#4 Courage

Sobat ASIK, apa yang mungkin kita pikirkan ketika mendengar kepemimpinan perempuan? Hmm… Bisa jadi akan ada perspektif beragam. Dalam kepemimpinan perempuan masih terdapat stigma beragam, tetapi perempuan memang memiliki porsi dalam kepemimpinan. Lihat saja seorang ibu, ia adalah pemimpin bagi diri dan anak-anaknya, diamanahi menjaga rumah, menjaga kehormatan diri dan harta ketika suami di luar rumah. Dari semua tantangan pemimpin perempuan, tidak ada yang membedakan kecuali dari courage yang diperjuangkan. Di pendampingan DIWA yang bertujuan mempertajam dampak perempuan sebagai aktivator sosial, maka pekan ke empat ini para fellows belajar bagaimana memaknai sebuah perjuangan.

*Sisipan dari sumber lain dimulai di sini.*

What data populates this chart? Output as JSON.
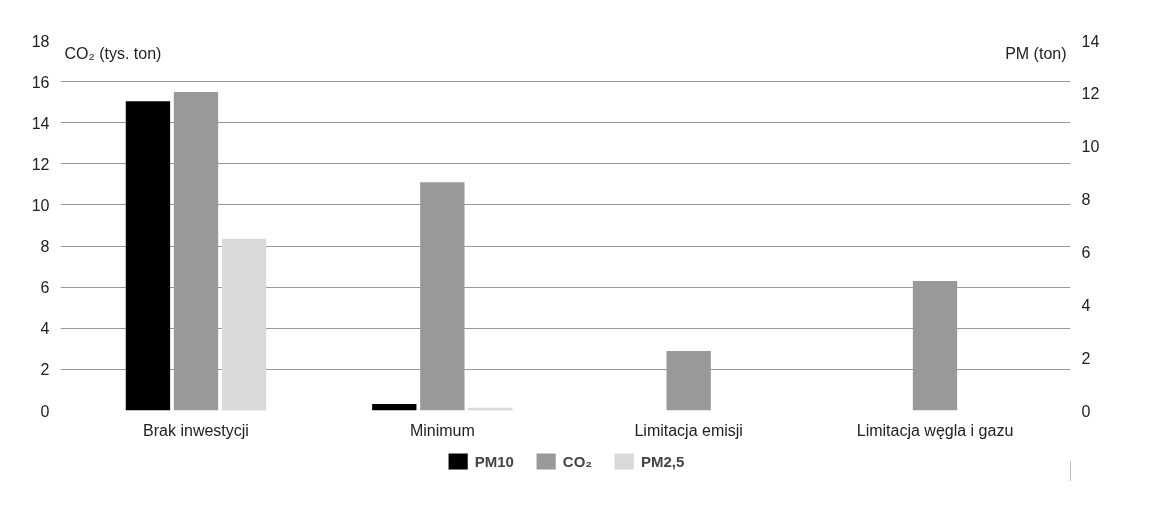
{
  "chart_data": {
    "type": "bar",
    "categories": [
      "Brak inwestycji",
      "Minimum",
      "Limitacja emisji",
      "Limitacja węgla i gazu"
    ],
    "ylabel": "CO₂ (tys. ton)",
    "y2label": "PM (ton)",
    "ylim": [
      0,
      18
    ],
    "yticks": [
      0,
      2,
      4,
      6,
      8,
      10,
      12,
      14,
      16,
      18
    ],
    "y2lim": [
      0,
      14
    ],
    "y2ticks": [
      0,
      2,
      4,
      6,
      8,
      10,
      12,
      14
    ],
    "grid": "y",
    "legend": "bottom",
    "series": [
      {
        "name": "PM10",
        "color": "#000000",
        "axis": "y2",
        "values": [
          11.7,
          0.25,
          null,
          null
        ]
      },
      {
        "name": "CO₂",
        "color": "#999999",
        "values": [
          15.5,
          11.1,
          2.9,
          6.3
        ]
      },
      {
        "name": "PM2,5",
        "color": "#d9d9d9",
        "axis": "y2",
        "values": [
          6.5,
          0.1,
          null,
          null
        ]
      }
    ]
  }
}
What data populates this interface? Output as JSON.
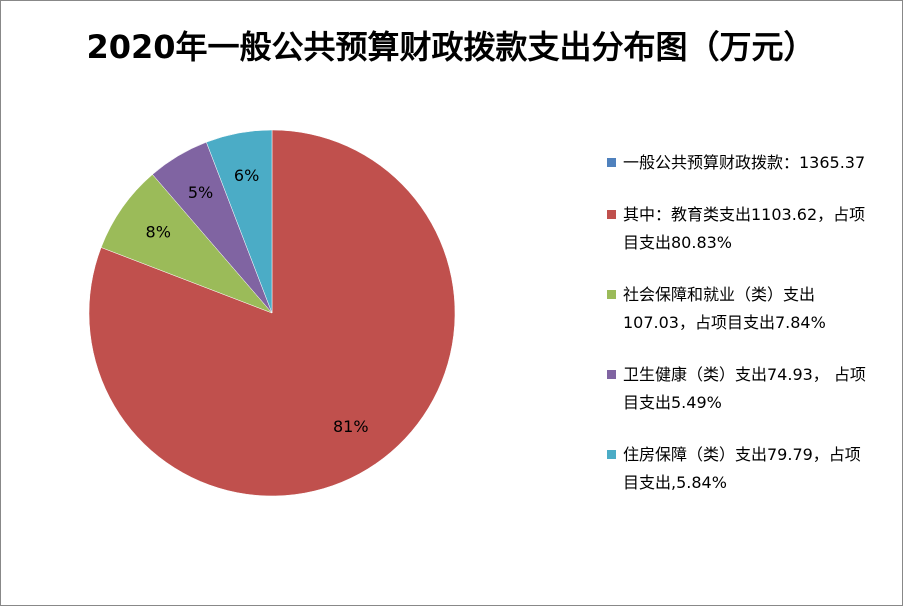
{
  "chart_data": {
    "type": "pie",
    "title": "2020年一般公共预算财政拨款支出分布图（万元）",
    "categories": [
      "一般公共预算财政拨款：1365.37",
      "其中：教育类支出1103.62，占项目支出80.83%",
      "社会保障和就业（类）支出107.03，占项目支出7.84%",
      "卫生健康（类）支出74.93， 占项目支出5.49%",
      "住房保障（类）支出79.79，占项目支出,5.84%"
    ],
    "values": [
      null,
      80.83,
      7.84,
      5.49,
      5.84
    ],
    "value_labels": [
      null,
      "81%",
      "8%",
      "5%",
      "6%"
    ],
    "colors": [
      "#4f81bd",
      "#c0504d",
      "#9bbb59",
      "#8064a2",
      "#4bacc6"
    ],
    "legend": "right"
  }
}
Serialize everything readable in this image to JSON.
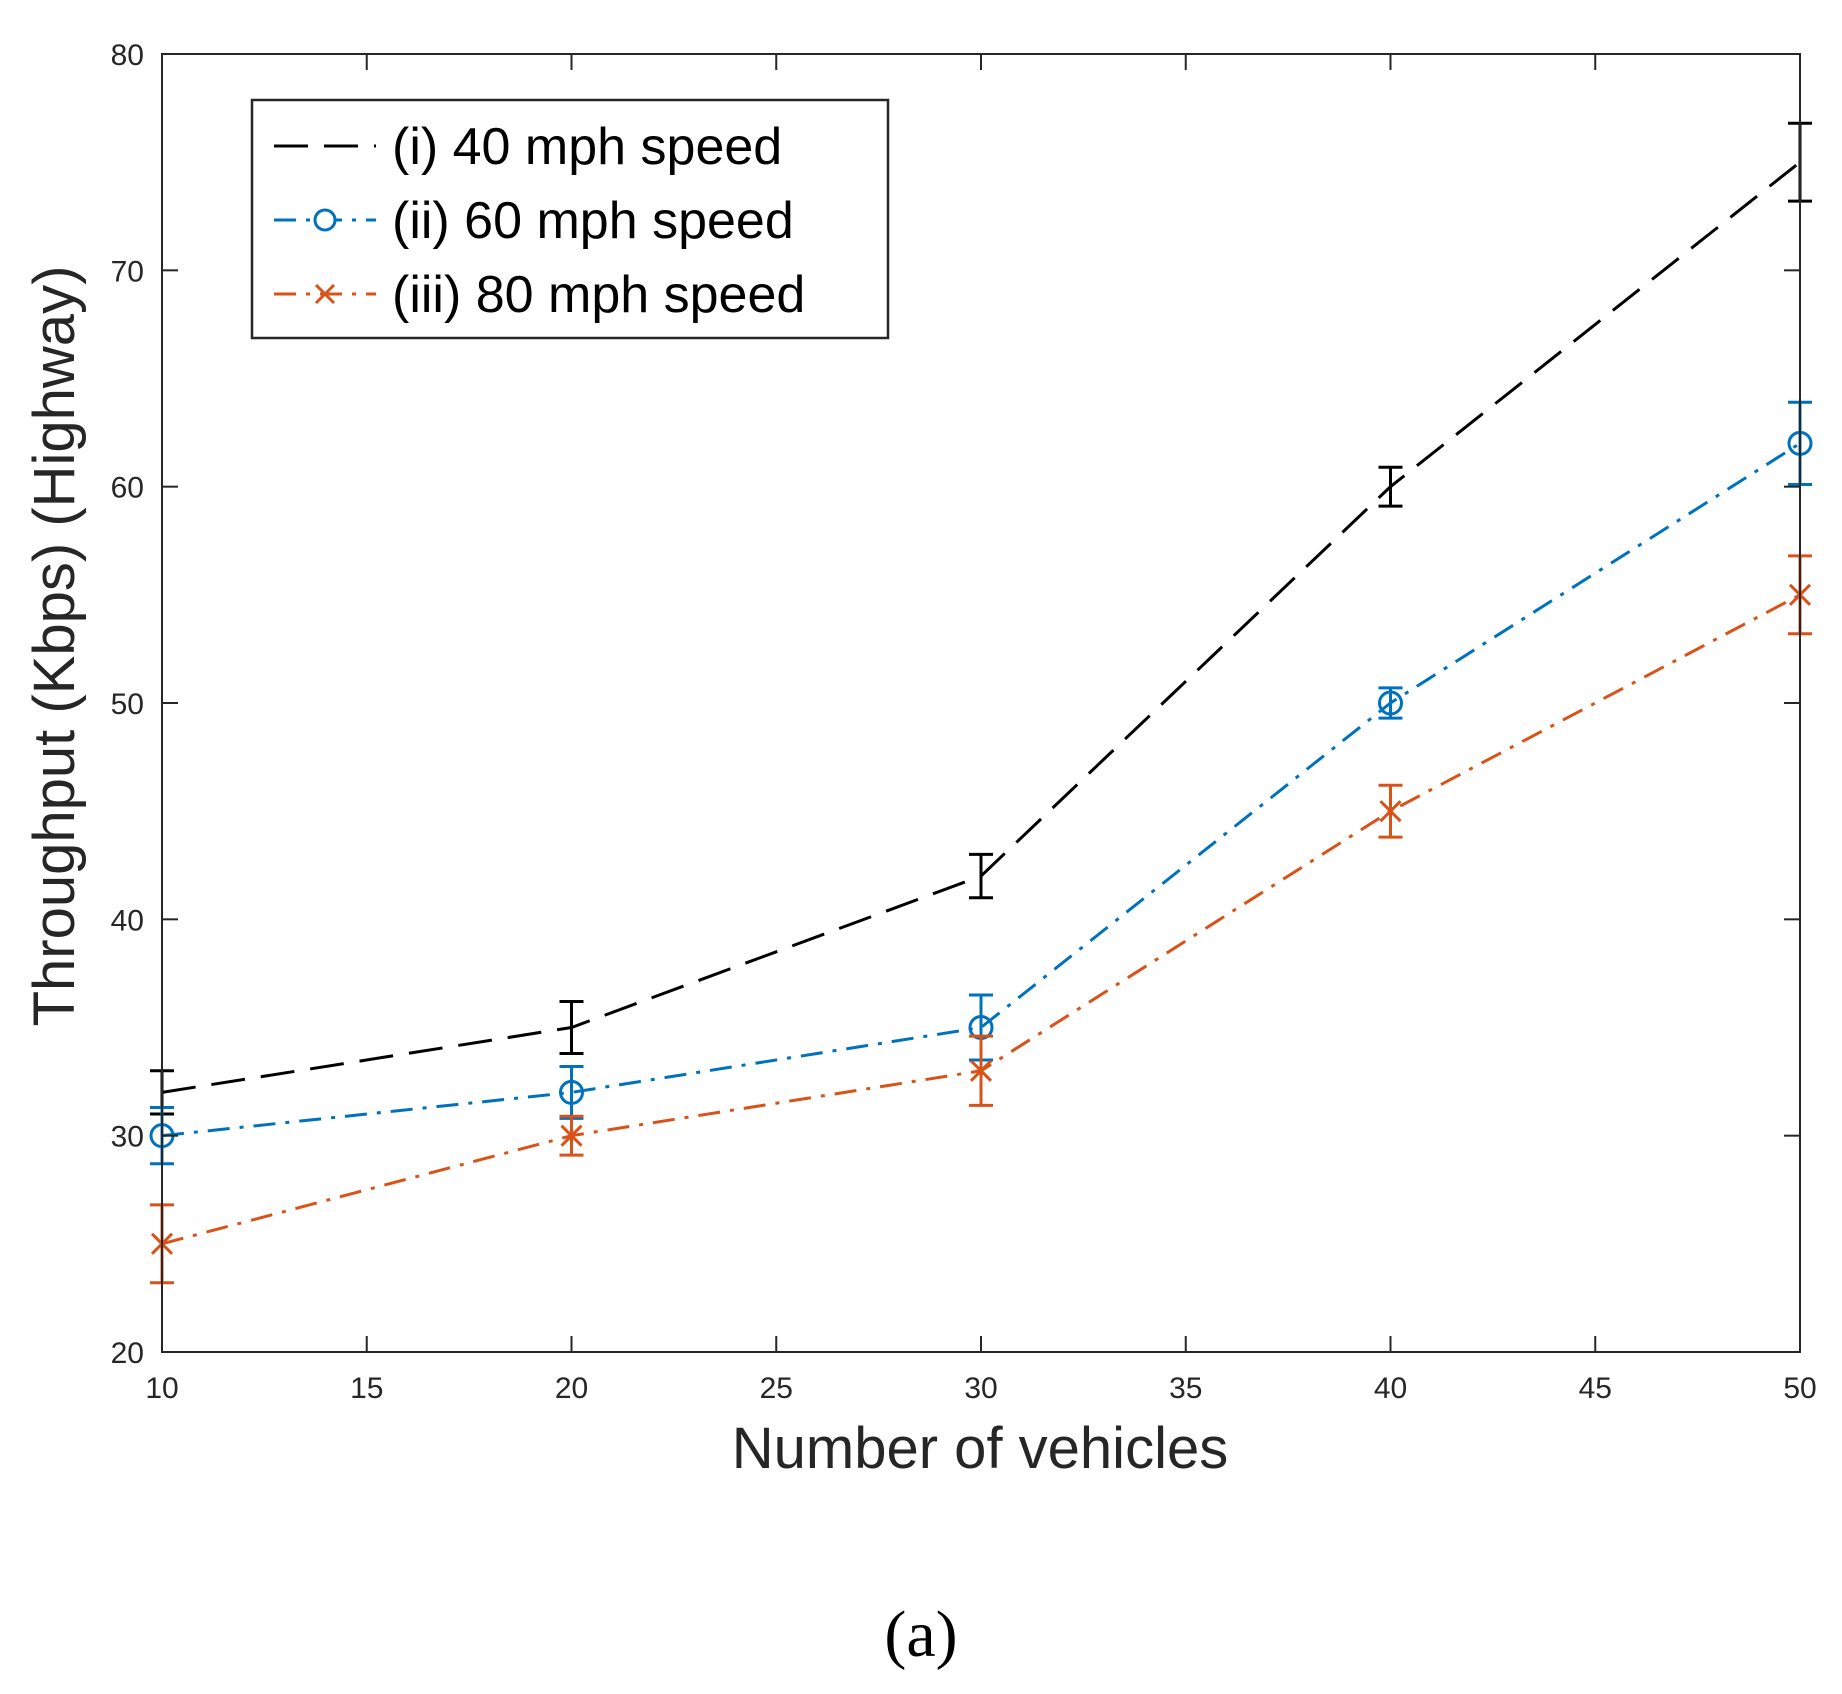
{
  "chart_data": {
    "type": "line",
    "xlabel": "Number of vehicles",
    "ylabel": "Throughput (Kbps) (Highway)",
    "xlim": [
      10,
      50
    ],
    "ylim": [
      20,
      80
    ],
    "xticks": [
      10,
      15,
      20,
      25,
      30,
      35,
      40,
      45,
      50
    ],
    "yticks": [
      20,
      30,
      40,
      50,
      60,
      70,
      80
    ],
    "grid": false,
    "legend_position": "top-left",
    "x": [
      10,
      20,
      30,
      40,
      50
    ],
    "series": [
      {
        "name": "(i) 40 mph speed",
        "color": "#000000",
        "line_style": "dashed",
        "marker": "none",
        "values": [
          32,
          35,
          42,
          60,
          75
        ],
        "error": [
          1.0,
          1.2,
          1.0,
          0.9,
          1.8
        ]
      },
      {
        "name": "(ii) 60 mph speed",
        "color": "#0072bd",
        "line_style": "dash-dot",
        "marker": "circle",
        "values": [
          30,
          32,
          35,
          50,
          62
        ],
        "error": [
          1.3,
          1.2,
          1.5,
          0.7,
          1.9
        ]
      },
      {
        "name": "(iii) 80 mph speed",
        "color": "#d95319",
        "line_style": "dash-dot",
        "marker": "x",
        "values": [
          25,
          30,
          33,
          45,
          55
        ],
        "error": [
          1.8,
          0.9,
          1.6,
          1.2,
          1.8
        ]
      }
    ]
  },
  "caption": "(a)"
}
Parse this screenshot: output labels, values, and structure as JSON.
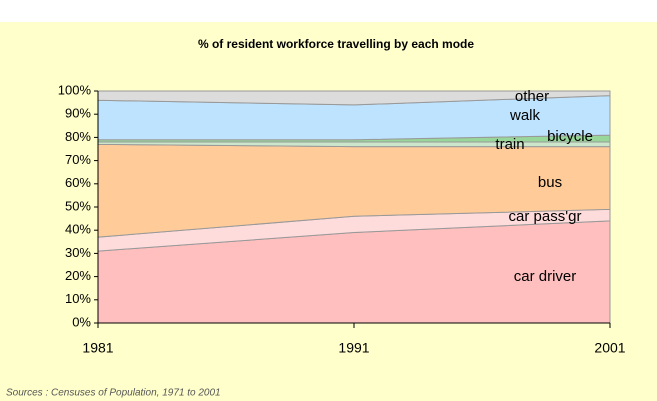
{
  "chart_data": {
    "type": "stacked_area",
    "title": "% of resident workforce travelling by each mode",
    "x": [
      1981,
      1991,
      2001
    ],
    "xlim": [
      1981,
      2001
    ],
    "xticks": [
      1981,
      1991,
      2001
    ],
    "ylim": [
      0,
      100
    ],
    "yticks": [
      {
        "value": 0,
        "label": "0%"
      },
      {
        "value": 10,
        "label": "10%"
      },
      {
        "value": 20,
        "label": "20%"
      },
      {
        "value": 30,
        "label": "30%"
      },
      {
        "value": 40,
        "label": "40%"
      },
      {
        "value": 50,
        "label": "50%"
      },
      {
        "value": 60,
        "label": "60%"
      },
      {
        "value": 70,
        "label": "70%"
      },
      {
        "value": 80,
        "label": "80%"
      },
      {
        "value": 90,
        "label": "90%"
      },
      {
        "value": 100,
        "label": "100%"
      }
    ],
    "series": [
      {
        "name": "car driver",
        "color": "#ffbfbf",
        "values": [
          31,
          39,
          44
        ]
      },
      {
        "name": "car pass'gr",
        "color": "#ffdcdc",
        "values": [
          6,
          7,
          5
        ]
      },
      {
        "name": "bus",
        "color": "#ffcc99",
        "values": [
          40,
          30,
          27
        ]
      },
      {
        "name": "train",
        "color": "#cce6cc",
        "values": [
          1,
          2,
          2
        ]
      },
      {
        "name": "bicycle",
        "color": "#99d699",
        "values": [
          1,
          1,
          3
        ]
      },
      {
        "name": "walk",
        "color": "#bde3ff",
        "values": [
          17,
          15,
          17
        ]
      },
      {
        "name": "other",
        "color": "#dcdcdc",
        "values": [
          4,
          6,
          2
        ]
      }
    ],
    "source": "Sources : Censuses of Population, 1971 to 2001"
  }
}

Courage bukan sekedar menunjukkan etos kinerja, apapun peran yang melekat pada perempuan. Menurut Fatimah Azzahra, founder ASIK (Akselerasi Ibu Masa Kini), courage seorang ibu mencakup empat hal, yakni bravery, persistence, integrity dan vitality.

Uniknya, dalam sesi ini definisi courage yang dikenalkan justru mengambil dari bahasa asalnya. Dalam bahasa latin courage diambil dari kata 'cor' yang artinya hati. Maka, courage artinya bagaimana menyampaikan satu maksud hingga mencapai satu hati. Manis bukan?


Maka, ketika melangkah sebagai perempuan, sebagai ibu, sebagai pemimpin sebuah komunitas yang terkecil pun, sejatinya menunjukkan courage adalah berdiri di antara keberanian dan ketakutan di waktu yang sama. Tentu saja, karena siapa yang tahu usaha dan perjuangan kita berhasil atau tidak, disampaikan dari hati apakah akan diterima oleh hati yang padu juga?


Sejatinya, dalam sebuah perjuangan di situ pula terletak kerentanannya. Orang yang berani atau percaya diri bukan berarti ia tidak pernah mengalami kerentanan, ketakutan. Kondisi rentan, takut, insecure ini pasti terjadi karena usaha atau courage itu akan membuat kita berhadapan dengan paparan risiko, ketidakpastian, serta ketidakstabilan emosi.

Kerentanan atau vulnerability sebenarnya menunjukkan seberapa besar courage yang dicurahkan.


Sobat ASIK, lalu pertanyaan lanjutannya adalah bagaimana memunculkan courage terbaik diri? Pertama adalah dengan memiliki cerita diri sendiri, alasan dan motivasi di balik kita melakukan sesuatu akan selalu membawa energi, betul? Kedua, sampaikan kebenaran dengan jujur. Ketiga, buat batasan diri (setting boundaries). Keempat adalah meminta bantuan, termasuk mengatakan dengan jelas apa kebutuhan diri untuk mendapat dukungan. Inilah yang membuat kerentanan akan menjelma kekuatan diri untuk terus melangkah memperjuangkan apa yang ingin kita tuju.


Sampai sini, kita dapat mengambil kesimpulan, courage bukan usaha sendiri namun melibatkan pula orang lain. Hati yang terbuka inilah yang kelak membuat kita lapang hati pula melihat progres dan hasil, karena yakin segala courage yang dilakukan juga tidak merupakan single action sendiri. Inilah yang sekaligus menunjukkan ketidaksempurnaan adalah kesempurnaan dari sebuah perjalanan. Seperti kehidupan ibu, yang tidak sempurna penuh kerentanan, namun empat langkah courage di atas, bisa mulai kita terapkan bersama.


Sampai disini, ada yang bisa mengaitkan titik-titik filosofinya? Memberikan courage dalam setiap proses kehidupan, terhadap apa yang kita pimpin dan pertanggung jawabkan adalah serangkaian proses merasakan, menerima, melepaskan, mengizinkan alurnya terjadi. Maka Sobat ASIK, maukah kita melanjutkan perjalanan ini selangkah lagi?